Ma’asyiral Muslimin jamaah Jumat yang dirahmati Allah

Dalam suatu kejadian, seorang lelaki berkata kepada Nuaiman tersebut, “Semoga Allah melaknatmu,” Rasulullah saw pun melarang lelaki tersebut untuk berkata demikian. Beliau bersabda, “Jangan lakukan itu, karena dia mencintai Allah dan Rasul-Nya,”.


Dari riwayat tersebut, dapat disimpulkan kendati Nuaiman dan anaknya seorang pelaku maksiat, Rasulullah saw pun tidak melaknat, melainkan mendoakan agar diampuni oleh Allah swt. Nabi mengatakan bahwa walaupun mereka suka mabuk, namun mereka tetaplah orang-orang yang beriman dan mencintai Allah dan Rasul-Nya. Pun Nabi Muhammad tidak sungkan-sungkan berteman dengan Nuaiman. Bahkan diceritakan Nabi sering tertawa karena ulah lucu Nuaiman. 


Ma’asyiral Muslimin jamaah Jumat yang dirahmati Allah

Lebih lanjut, tentu kita paham bersama, perangai Nuaiman dan Abdullah yang doyan mabuk tentunya merupakan perbuatan yang dilarang oleh Islam. Namun, Rasulullah saw tetaplah menyayangi mereka dan mendoakan mereka agar mendapatkan ampunan dari Allah swt. Hal ini menunjukkan bahwa Rasulullah saw adalah sosok yang penuh kasih sayang dan mau menerima semua orang, tanpa memandang kesalahan bapak dan anak tersebut.

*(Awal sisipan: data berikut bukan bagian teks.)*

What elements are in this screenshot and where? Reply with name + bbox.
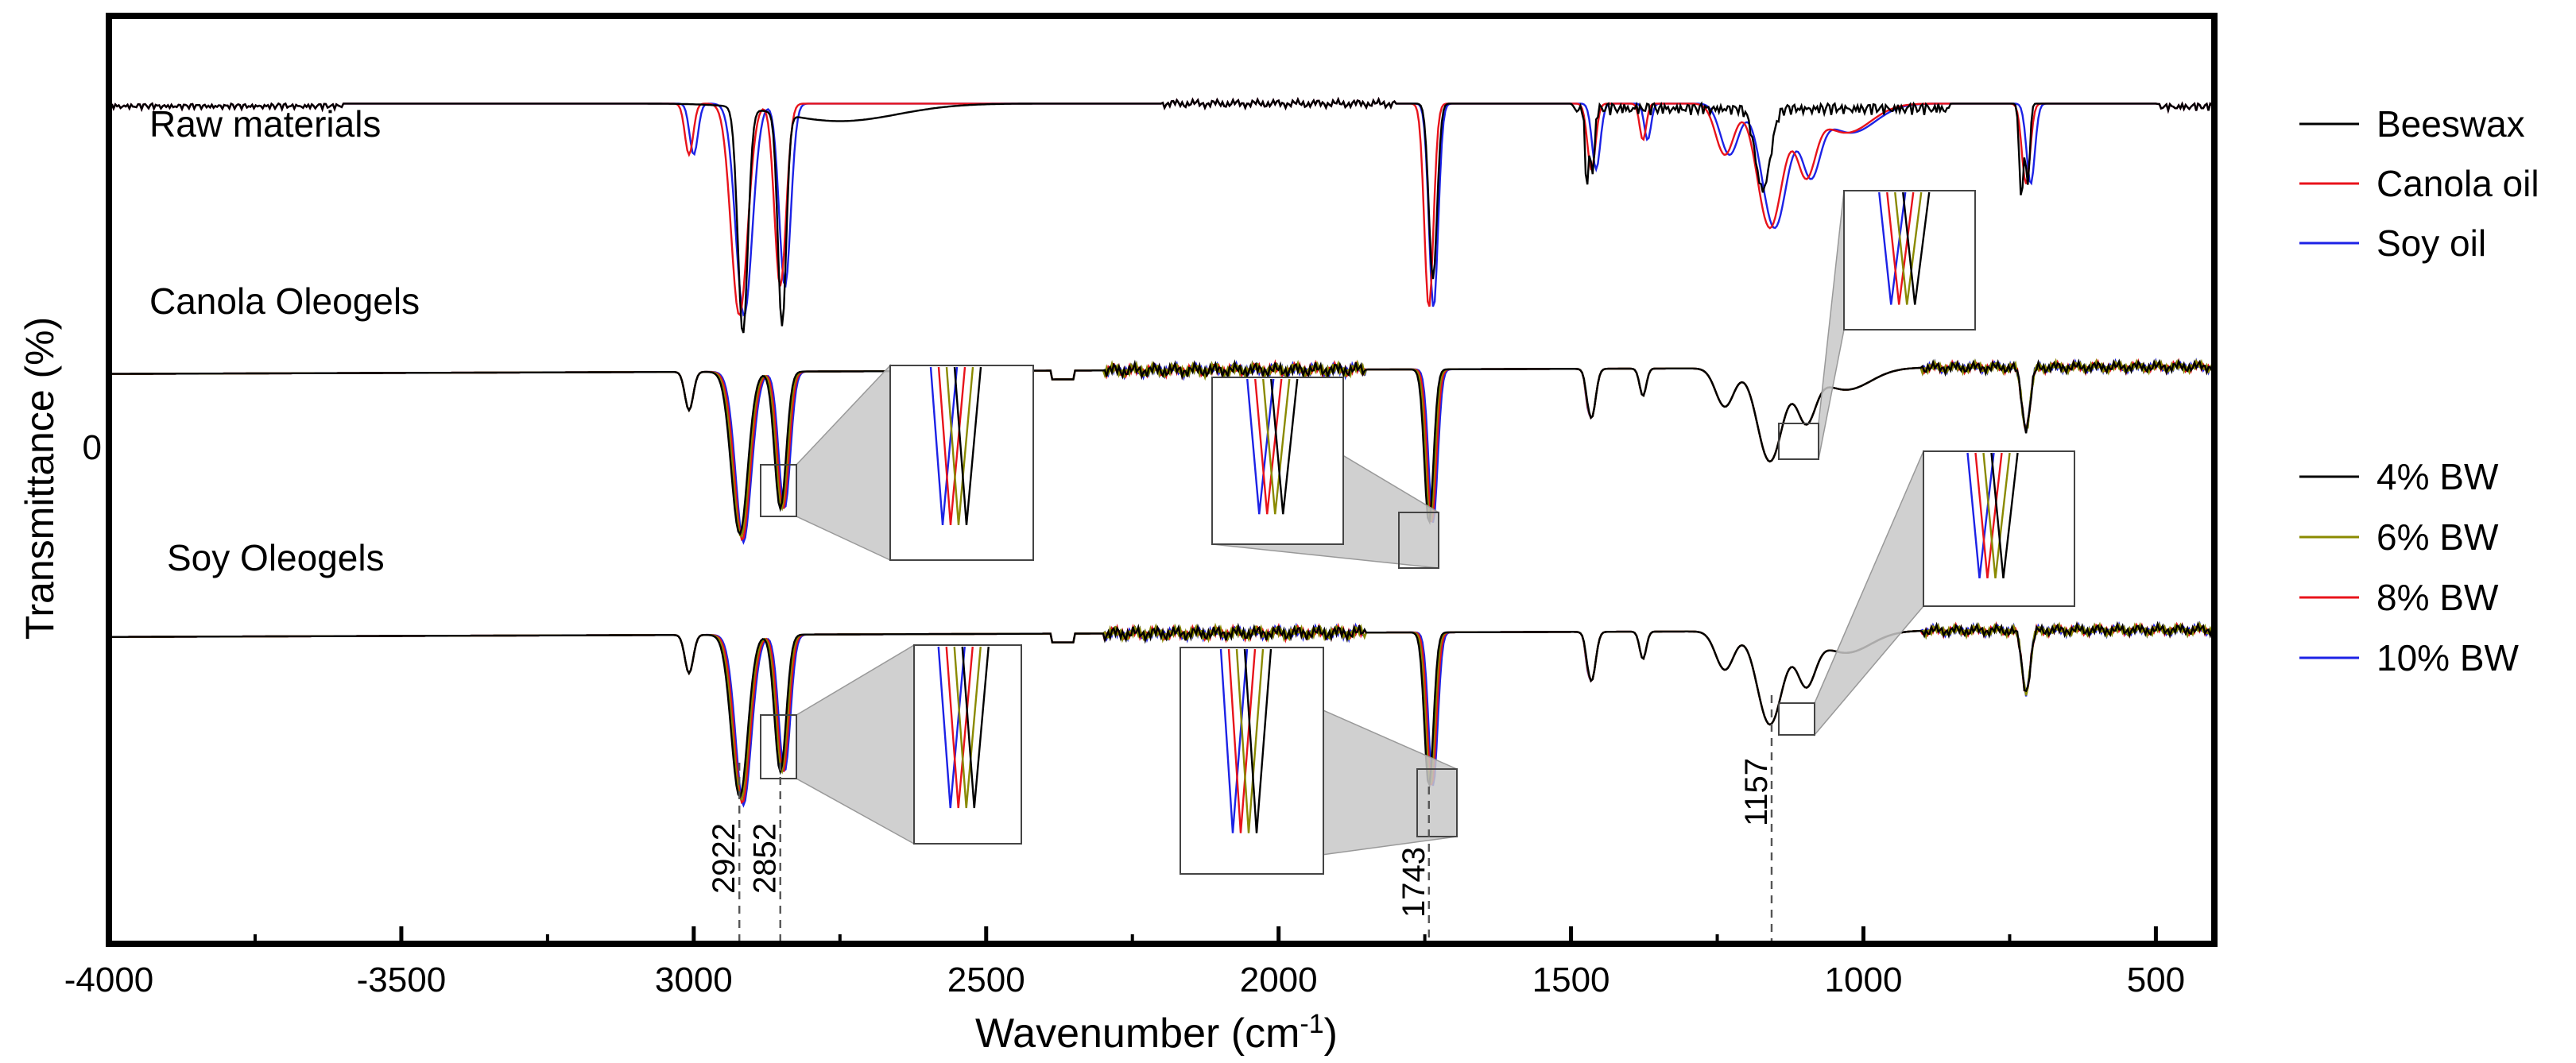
inset-canola-1157-curve-2 (1894, 191, 1923, 305)
chart-texts: Raw materials Canola Oleogels Soy Oleoge… (17, 103, 2185, 1057)
series-line-soy-4-bw (111, 620, 2214, 799)
series-line-soy-8-bw (111, 620, 2215, 805)
inset-soy-2852-source-box (760, 714, 797, 779)
inset-soy-1743-curve-2 (1235, 648, 1265, 833)
axes (106, 13, 2218, 947)
x-axis-label-close: ) (1324, 1011, 1338, 1057)
legend-raw-label-2: Soy oil (2377, 222, 2486, 264)
legend-raw-label-0: Beeswax (2377, 103, 2525, 145)
inset-canola-1157-curve-0 (1878, 191, 1907, 305)
legend: Beeswax Canola oil Soy oil 4% BW 6% BW 8% BW 1… (2299, 103, 2539, 678)
inset-soy-1743-source-box (1416, 768, 1458, 837)
inset-canola-2852-cone (796, 364, 891, 562)
x-axis-label: Wavenumber (cm-1) (975, 1009, 1338, 1057)
legend-raw-label-1: Canola oil (2377, 163, 2539, 204)
inset-canola-1743-curve-3 (1270, 378, 1299, 515)
series-line-canola-4-bw (111, 358, 2215, 536)
x-tick-label-6: 1000 (1825, 961, 1903, 999)
inset-canola-2852-curve-2 (945, 366, 974, 526)
inset-soy-1157-source-box (1778, 702, 1815, 736)
x-tick-label-5: 1500 (1532, 961, 1610, 999)
inset-soy-1157-curve-2 (1982, 452, 2011, 579)
annotation-label-2852: 2852 (748, 823, 783, 894)
zoom-insets (760, 190, 2075, 875)
plot-frame (106, 13, 2218, 947)
y-axis-label: Transmittance (%) (17, 317, 62, 640)
inset-canola-1157-curve-3 (1902, 191, 1931, 305)
inset-soy-1157-cone (1814, 450, 1924, 737)
annotation-label-2922: 2922 (707, 823, 742, 894)
inset-canola-1743-curve-0 (1246, 378, 1275, 515)
inset-soy-1743-curve-0 (1219, 648, 1249, 833)
x-axis-label-superscript: -1 (1300, 1009, 1323, 1039)
inset-soy-1743-curve-3 (1243, 648, 1273, 833)
inset-soy-2852-box (913, 644, 1022, 845)
inset-canola-1743-curve-1 (1254, 378, 1283, 515)
group-label-soy: Soy Oleogels (167, 537, 385, 578)
series-line-beeswax (110, 96, 2215, 334)
annotation-label-1743: 1743 (1396, 847, 1431, 918)
inset-soy-1157-curve-1 (1974, 452, 2003, 579)
inset-canola-1743-curve-2 (1262, 378, 1291, 515)
x-tick-label-2: 3000 (655, 961, 733, 999)
x-tick-label-0: -4000 (64, 961, 154, 999)
legend-bw-label-0: 4% BW (2377, 456, 2499, 497)
inset-canola-1157-source-box (1778, 423, 1819, 460)
inset-soy-1157-curve-0 (1966, 452, 1995, 579)
group-label-canola: Canola Oleogels (149, 280, 420, 322)
inset-canola-2852-curve-0 (929, 366, 959, 526)
inset-soy-2852-curve-0 (937, 646, 966, 809)
inset-soy-2852-cone (796, 644, 915, 845)
legend-bw-label-2: 8% BW (2377, 577, 2499, 618)
inset-canola-1743-source-box (1398, 512, 1439, 569)
annotation-label-1157: 1157 (1739, 758, 1774, 826)
inset-canola-2852-curve-1 (937, 366, 966, 526)
inset-soy-2852-curve-3 (961, 646, 990, 809)
series-line-soy-6-bw (111, 620, 2215, 802)
inset-soy-2852-curve-2 (953, 646, 982, 809)
inset-soy-1743-curve-1 (1227, 648, 1257, 833)
x-tick-label-3: 2500 (947, 961, 1025, 999)
inset-soy-2852-curve-1 (945, 646, 974, 809)
series-line-soy-10-bw (111, 620, 2215, 808)
inset-canola-2852-source-box (760, 464, 797, 517)
y-tick-label: 0 (83, 428, 102, 467)
x-tick-label-1: -3500 (357, 961, 447, 999)
legend-bw-label-3: 10% BW (2377, 637, 2520, 678)
x-axis-label-base: Wavenumber (cm (975, 1011, 1300, 1057)
x-tick-label-4: 2000 (1240, 961, 1318, 999)
inset-soy-1157-curve-3 (1990, 452, 2019, 579)
group-label-raw: Raw materials (149, 103, 381, 145)
x-tick-label-7: 500 (2127, 961, 2185, 999)
inset-canola-2852-curve-3 (953, 366, 982, 526)
inset-canola-1157-curve-1 (1886, 191, 1915, 305)
inset-canola-1157-cone (1818, 190, 1845, 460)
legend-bw-label-1: 6% BW (2377, 516, 2499, 558)
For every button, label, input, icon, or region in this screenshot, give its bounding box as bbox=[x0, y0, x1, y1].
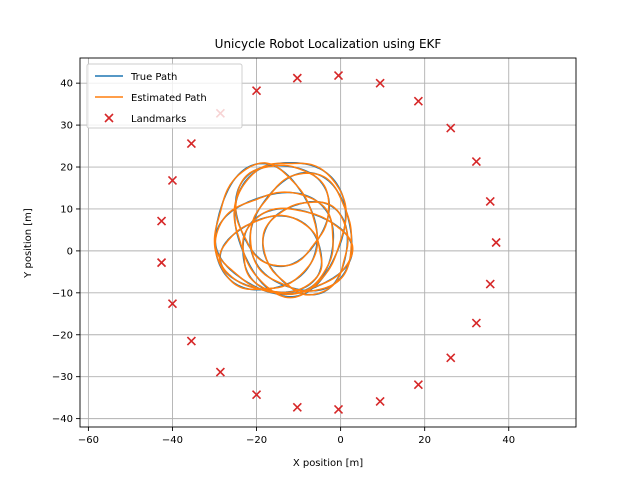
landmark-marker bbox=[156, 258, 167, 268]
landmark-marker bbox=[333, 404, 344, 414]
landmark-marker bbox=[292, 73, 302, 83]
landmark-marker bbox=[491, 237, 501, 248]
estimated-path-loop bbox=[213, 162, 319, 291]
landmark-marker bbox=[292, 402, 302, 412]
x-tick-label: −20 bbox=[246, 435, 267, 446]
y-axis: −40 −30 −20 −10 0 10 20 30 40 bbox=[52, 79, 80, 425]
legend-box bbox=[86, 63, 243, 129]
landmark-marker bbox=[446, 123, 456, 133]
y-tick-label: −40 bbox=[52, 414, 73, 425]
landmark-marker bbox=[375, 396, 385, 406]
landmark-marker bbox=[167, 175, 178, 186]
estimated-path-loop bbox=[214, 191, 334, 295]
landmark-marker bbox=[251, 86, 262, 96]
landmark-marker bbox=[186, 138, 196, 149]
estimated-path-loop bbox=[218, 214, 323, 294]
landmark-marker bbox=[485, 279, 495, 289]
y-tick-label: −20 bbox=[52, 330, 73, 341]
y-tick-label: −10 bbox=[52, 288, 73, 299]
landmark-marker bbox=[485, 196, 495, 206]
landmark-marker bbox=[413, 96, 423, 106]
grid bbox=[80, 58, 576, 427]
legend-landmarks-swatch bbox=[104, 113, 114, 123]
estimated-path-loop bbox=[262, 201, 349, 296]
legend-landmarks-label: Landmarks bbox=[131, 114, 186, 125]
landmark-marker bbox=[156, 216, 167, 226]
estimated-path-loop bbox=[234, 164, 330, 267]
landmark-marker bbox=[471, 157, 481, 167]
plot-area bbox=[156, 71, 501, 414]
estimated-path-loop bbox=[233, 162, 347, 299]
legend-estimated-path-label: Estimated Path bbox=[131, 93, 207, 104]
legend-true-path-label: True Path bbox=[130, 72, 177, 83]
legend: True Path Estimated Path Landmarks bbox=[86, 63, 243, 129]
landmark-marker bbox=[167, 299, 178, 309]
y-tick-label: 10 bbox=[60, 204, 73, 215]
landmark-marker bbox=[413, 380, 423, 390]
chart-title: Unicycle Robot Localization using EKF bbox=[215, 37, 442, 51]
x-tick-label: 0 bbox=[337, 435, 343, 446]
x-axis-label: X position [m] bbox=[293, 458, 363, 469]
y-axis-label: Y position [m] bbox=[23, 208, 34, 279]
estimated-path-loop bbox=[242, 207, 354, 295]
y-tick-label: 20 bbox=[60, 163, 73, 174]
landmark-marker bbox=[375, 78, 385, 88]
landmark-marker bbox=[333, 71, 344, 81]
x-tick-label: −60 bbox=[78, 435, 99, 446]
y-tick-label: 0 bbox=[67, 246, 73, 257]
landmark-marker bbox=[186, 336, 196, 346]
y-tick-label: 30 bbox=[60, 121, 73, 132]
landmark-marker bbox=[471, 318, 481, 328]
y-tick-label: 40 bbox=[60, 79, 73, 90]
x-tick-label: −40 bbox=[162, 435, 183, 446]
x-axis: −60 −40 −20 0 20 40 bbox=[78, 427, 515, 446]
axes-frame bbox=[79, 57, 577, 428]
y-tick-label: −30 bbox=[52, 372, 73, 383]
landmark-marker bbox=[215, 367, 225, 377]
landmark-marker bbox=[251, 390, 262, 400]
landmark-marker bbox=[446, 353, 456, 363]
x-tick-label: 40 bbox=[502, 435, 515, 446]
x-tick-label: 20 bbox=[418, 435, 431, 446]
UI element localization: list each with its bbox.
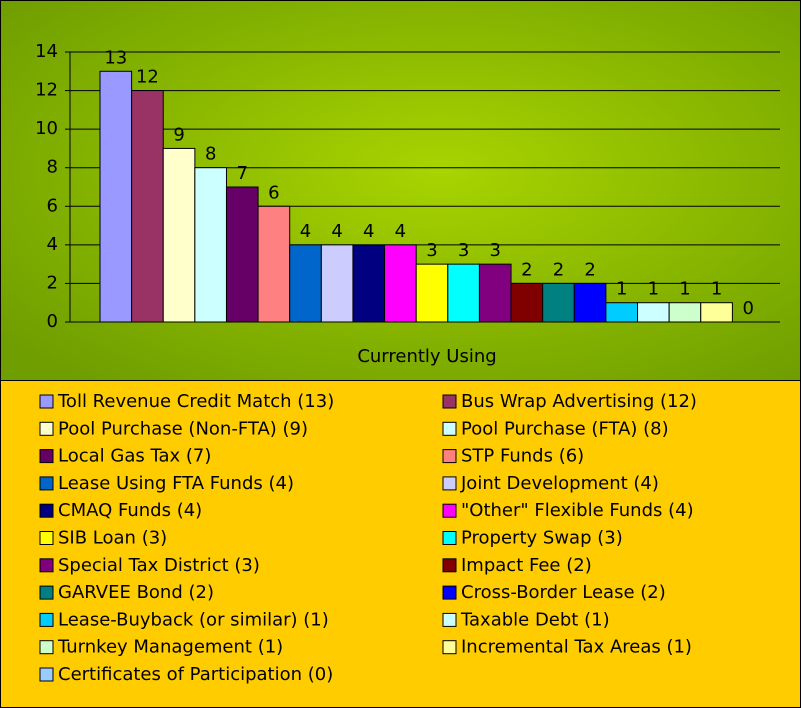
legend-label: Pool Purchase (FTA) (8) [461, 418, 669, 439]
data-label: 9 [173, 124, 184, 145]
y-tick-label: 10 [35, 118, 58, 139]
bar [289, 244, 322, 323]
legend-label: Lease-Buyback (or similar) (1) [58, 609, 329, 630]
bar [700, 302, 733, 323]
legend-swatch [39, 558, 54, 573]
legend-swatch [39, 503, 54, 518]
legend-swatch [442, 394, 457, 409]
legend-swatch [442, 558, 457, 573]
bar [668, 302, 702, 323]
y-tick-label: 12 [35, 80, 58, 101]
data-label: 4 [363, 221, 374, 242]
legend-area [0, 380, 801, 708]
legend-label: Turnkey Management (1) [57, 637, 283, 658]
bar [162, 147, 196, 323]
data-label: 3 [426, 240, 437, 261]
legend-swatch [442, 503, 457, 518]
bar [99, 70, 133, 323]
legend-swatch [442, 531, 457, 545]
legend-label: Joint Development (4) [460, 473, 659, 494]
legend-swatch [442, 421, 457, 436]
data-label: 4 [331, 221, 342, 242]
bar [352, 244, 386, 323]
legend-label: Impact Fee (2) [461, 555, 592, 576]
legend-swatch [39, 640, 54, 655]
bar [478, 263, 512, 323]
legend-label: SIB Loan (3) [58, 528, 167, 549]
legend-label: Lease Using FTA Funds (4) [58, 473, 294, 494]
data-label: 7 [237, 163, 248, 184]
data-label: 4 [300, 221, 311, 242]
legend-label: CMAQ Funds (4) [58, 500, 202, 521]
y-tick-label: 2 [47, 272, 58, 293]
legend-swatch [39, 394, 54, 409]
legend-swatch [442, 585, 457, 600]
legend-label: Cross-Border Lease (2) [461, 582, 666, 603]
legend-label: Bus Wrap Advertising (12) [461, 391, 697, 412]
legend-swatch [442, 449, 457, 464]
bar [510, 282, 544, 323]
data-label: 6 [268, 182, 279, 203]
legend-label: STP Funds (6) [461, 446, 584, 467]
y-tick-label: 0 [47, 311, 58, 332]
legend-swatch [39, 612, 54, 627]
legend-label: Special Tax District (3) [58, 555, 260, 576]
x-tick-label: Currently Using [357, 346, 496, 367]
data-label: 3 [458, 240, 469, 261]
data-label: 1 [616, 279, 627, 300]
legend-label: GARVEE Bond (2) [58, 582, 214, 603]
data-label: 1 [679, 279, 690, 300]
legend-label: Toll Revenue Credit Match (13) [57, 391, 334, 412]
bar [194, 167, 227, 323]
bar [225, 186, 259, 323]
data-label: 2 [553, 259, 564, 280]
legend-swatch [442, 476, 457, 491]
data-label: 3 [490, 240, 501, 261]
legend-label: Taxable Debt (1) [460, 609, 610, 630]
legend-label: Certificates of Participation (0) [58, 664, 333, 685]
data-label: 2 [584, 259, 595, 280]
y-tick-label: 4 [47, 234, 58, 255]
bar [415, 263, 449, 323]
legend-swatch [39, 667, 54, 682]
data-label: 13 [104, 47, 127, 68]
y-tick-label: 14 [35, 41, 58, 62]
y-tick-label: 8 [47, 157, 58, 178]
legend-swatch [39, 531, 54, 545]
legend-label: "Other" Flexible Funds (4) [461, 500, 694, 521]
legend-swatch [39, 421, 54, 436]
data-label: 4 [395, 221, 406, 242]
bar [637, 302, 670, 323]
bar [573, 282, 607, 323]
bar [320, 244, 354, 323]
data-label: 1 [711, 279, 722, 300]
data-label: 2 [521, 259, 532, 280]
bar [384, 244, 417, 323]
legend-swatch [39, 449, 54, 464]
y-tick-label: 6 [47, 195, 58, 216]
legend-swatch [39, 585, 54, 600]
data-label: 1 [648, 279, 659, 300]
data-label: 0 [742, 298, 753, 319]
data-label: 8 [205, 144, 216, 165]
bar [542, 282, 575, 323]
bar [605, 302, 639, 323]
bar [131, 90, 164, 323]
legend-label: Incremental Tax Areas (1) [461, 637, 692, 658]
legend-label: Property Swap (3) [461, 528, 623, 549]
data-label: 12 [136, 67, 159, 88]
legend-swatch [442, 640, 457, 655]
bar [257, 205, 291, 323]
legend-swatch [442, 612, 457, 627]
bar [447, 263, 480, 323]
legend-label: Pool Purchase (Non-FTA) (9) [58, 418, 308, 439]
legend-swatch [39, 476, 54, 491]
legend-label: Local Gas Tax (7) [58, 446, 211, 467]
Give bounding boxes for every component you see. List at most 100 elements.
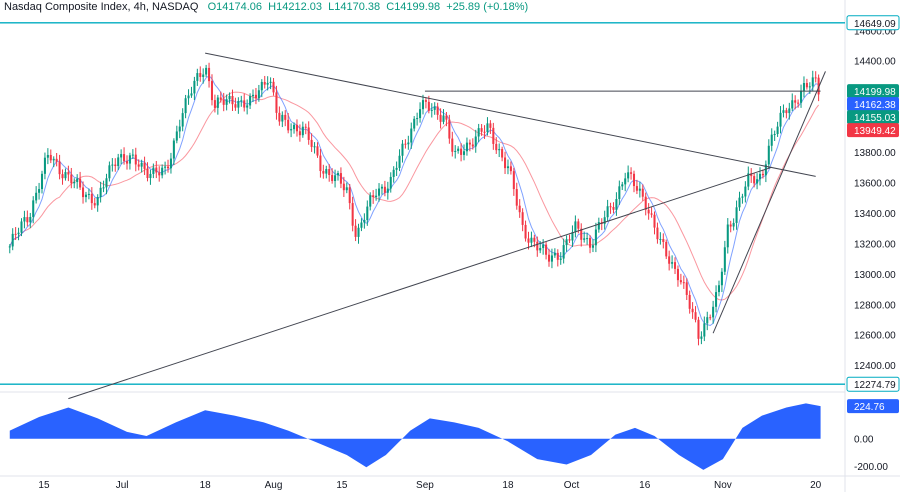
- candle-body: [568, 239, 571, 241]
- candle-body: [325, 169, 328, 174]
- candle-body: [688, 294, 691, 309]
- candle-body: [732, 222, 735, 227]
- candle-body: [776, 126, 779, 135]
- candle-body: [501, 149, 504, 158]
- oscillator-area: [9, 403, 821, 470]
- candle-body: [73, 182, 76, 184]
- candle-body: [234, 104, 237, 108]
- candle-body: [562, 245, 565, 259]
- candle-body: [178, 126, 181, 132]
- candle-body: [498, 149, 501, 151]
- candle-body: [477, 128, 480, 137]
- candle-body: [565, 239, 568, 246]
- candle-body: [779, 112, 782, 127]
- x-tick-label: Aug: [265, 480, 283, 491]
- candle-body: [213, 100, 216, 108]
- y-tick-label: 13200.00: [854, 239, 896, 250]
- candle-body: [416, 118, 419, 120]
- oscillator-last-label: 224.76: [854, 402, 885, 413]
- candle-body: [20, 221, 23, 233]
- candle-body: [430, 109, 433, 111]
- candle-body: [726, 224, 729, 248]
- candle-body: [445, 115, 448, 120]
- candle-body: [709, 317, 712, 319]
- candle-body: [612, 206, 615, 210]
- x-tick-label: 15: [38, 480, 50, 491]
- candle-body: [375, 195, 378, 198]
- candle-body: [495, 143, 498, 151]
- candle-body: [805, 83, 808, 88]
- candle-body: [583, 238, 586, 240]
- candle-body: [328, 169, 331, 176]
- candle-body: [814, 77, 817, 79]
- candle-body: [571, 232, 574, 241]
- candle-body: [483, 131, 486, 133]
- candle-body: [254, 94, 257, 99]
- candle-body: [372, 195, 375, 198]
- candle-body: [474, 136, 477, 147]
- x-tick-label: 20: [810, 480, 822, 491]
- candle-body: [55, 158, 58, 162]
- candle-body: [222, 99, 225, 105]
- candle-body: [723, 247, 726, 272]
- close-value: C14199.98: [386, 1, 441, 13]
- candle-body: [164, 166, 167, 168]
- candle-body: [712, 306, 715, 318]
- candle-body: [331, 175, 334, 182]
- candle-body: [152, 167, 155, 174]
- candle-body: [105, 178, 108, 188]
- x-tick-label: 18: [200, 480, 212, 491]
- candle-body: [767, 145, 770, 165]
- candle-body: [316, 146, 319, 156]
- candle-body: [208, 67, 211, 82]
- candle-body: [758, 173, 762, 180]
- candle-body: [644, 196, 647, 210]
- candle-body: [603, 217, 606, 224]
- candle-body: [586, 238, 589, 240]
- candle-body: [293, 124, 296, 130]
- candle-body: [694, 312, 697, 320]
- y-tick-label: 14400.00: [854, 57, 896, 68]
- x-tick-label: Jul: [116, 480, 129, 491]
- candle-body: [275, 92, 278, 113]
- candle-body: [249, 96, 252, 106]
- candle-body: [125, 161, 129, 164]
- candle-body: [439, 114, 442, 122]
- candle-body: [266, 82, 269, 85]
- candle-body: [246, 105, 249, 108]
- candle-body: [621, 184, 624, 187]
- candle-body: [512, 171, 515, 190]
- candle-body: [228, 96, 231, 100]
- candle-body: [635, 186, 638, 191]
- candle-body: [169, 158, 172, 169]
- candle-body: [559, 258, 562, 260]
- candle-body: [618, 186, 621, 200]
- price-badge: [847, 123, 899, 138]
- candle-body: [251, 94, 255, 97]
- x-tick-label: Oct: [564, 480, 580, 491]
- candle-body: [11, 233, 14, 247]
- candle-body: [140, 162, 143, 167]
- candle-body: [348, 187, 351, 204]
- candle-body: [410, 128, 413, 143]
- candle-body: [492, 127, 495, 144]
- candle-body: [284, 114, 287, 120]
- candle-body: [146, 168, 149, 179]
- y-tick-label: 12800.00: [854, 300, 896, 311]
- candle-body: [14, 233, 17, 235]
- candle-body: [442, 115, 445, 122]
- candle-body: [102, 187, 105, 189]
- candle-body: [773, 134, 776, 136]
- candle-body: [700, 336, 703, 339]
- candle-body: [424, 100, 427, 102]
- candle-body: [691, 308, 694, 313]
- candle-body: [550, 255, 553, 262]
- candle-body: [802, 83, 805, 91]
- candle-body: [486, 123, 489, 133]
- candle-body: [82, 187, 85, 198]
- candle-body: [682, 282, 685, 284]
- candle-body: [307, 127, 310, 140]
- candle-body: [108, 165, 111, 179]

Syekh Shafiyurahman al Mubarakfuri dalam ar Rahiqu Makhtum menyebutkan Nabi Muhammad senantiasa mengawasi para sahabatnya. Tak lupa untuk menanyakan apa yang terjadi di antara mereka. Jika sesuatu bagus dan baik, Nabi akan mengatakan itu hal yang baik. Namun jika itu perbuatan yang buruk dan jelek, maka akan berterus terang bahwa itu tindakan jelek dan segera membenarkannya. Pun Nabi tidak bosan-bosan memberikan nasihat keagamaan pada para sahabat, agar senantiasa berbuat baik. 


Dalam hadits lain yang diriwayatkan oleh Imam Muslim, Rasulullah saw mengajarkan kita untuk berbuat baik kepada semua orang, termasuk kepada wanita yang berzina. Hal ini dapat dilihat dari kisah seorang wanita dari kabilah Ghamidiyah yang datang kepada Rasulullah saw untuk mengaku dosanya dan bertaubat.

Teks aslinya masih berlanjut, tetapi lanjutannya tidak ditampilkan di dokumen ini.